Memoir of a Murderer
Memoir of a Murderer (Sal-in-ja-eu ki-eok-beob)
Directed by Won Shin-yun
Starring Sul Kyung-gu, Kim Nam-gil and Kim Seol-hyun
Screening at LFF October 9th, 10th, 2017

by Richard Hamer

Byung-su is a serial killer; or at least, he used to be. 17 years after his last killing, and suffering from severe dementia, he is a haunted man, living uncertainly between his present life with daughter Eun-hee and his murderous past. When several girls Eun-hee’s age are found dead, Byung-su’s grip on his memory loosens further: Can he catch the killer before his daughter comes to harm, or is he the killer? What happens in those moments when the memory fades, and time seems to skip? Where does he go?

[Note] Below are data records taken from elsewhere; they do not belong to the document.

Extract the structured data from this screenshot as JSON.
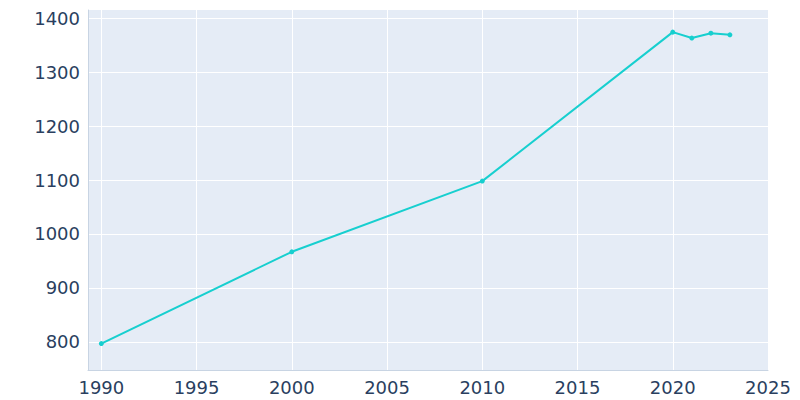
{
  "chart_data": {
    "type": "line",
    "x": [
      1990,
      2000,
      2010,
      2020,
      2021,
      2022,
      2023
    ],
    "values": [
      797,
      967,
      1098,
      1374,
      1363,
      1372,
      1369
    ],
    "color": "#17cfcf",
    "marker": "circle",
    "xlim": [
      1989.3,
      2025
    ],
    "xticks": [
      1990,
      1995,
      2000,
      2005,
      2010,
      2015,
      2020,
      2025
    ],
    "ylim": [
      748,
      1415
    ],
    "yticks": [
      800,
      900,
      1000,
      1100,
      1200,
      1300,
      1400
    ],
    "grid": true
  }
}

So runs the premise of Memoir of a Murderer, a dark Korean thriller that practically begs lazy journalists to label it as the ‘new Memento’. And in many ways, the comparison holds: The set-up certainly bears similarities, and both share – despite the seriousness of the subject matter – that comic edge that comes from a thriller where your protagonist might forget who they’re chasing halfway through a chase.

But largely, it’s its own beast: Memoir of a Murderer is a far more meandering piece, its every scene open to question. The order of events, whether some scenes, or indeed entire characters are hallucinations: Byung-su is the most unreliable of narrators, in an investigation that seems to get further from the truth the closer it gets to the finish. And this is actually the film’s chief criticism, and one that makes you appreciate anew the genius of Memento: That was a movie incredibly tidy in its storytelling, a fact that it exploited in a last-minute twist that caused you to question all that came before. Memoir of a Murderer, on the other hand, twists too much; when everything is in doubt, there is no-one for the audience to root for, no mystery to piece together. Left outside the story, the overriding feeling is that you are just watching a bunch of stuff. In its latter stages, Memoir of a Murderer even starts to drag: You become immune to its innumerable plot-twists, impossible to trick when you already assume everything is a trick.

There is still much to like: That impeccable sense of style and pitch-black humour you’d expect from a big-budget Korean thriller is present and correct, and all the performances – especially Kyoung-gu Sul as Byung-su – are highly watchable. Yet overall, Memoir of a Murderer is a disappointment: A well-made thriller, too in love with its own complexity. A stylish ride, but one where – ironically – you’ll struggle to remember the details.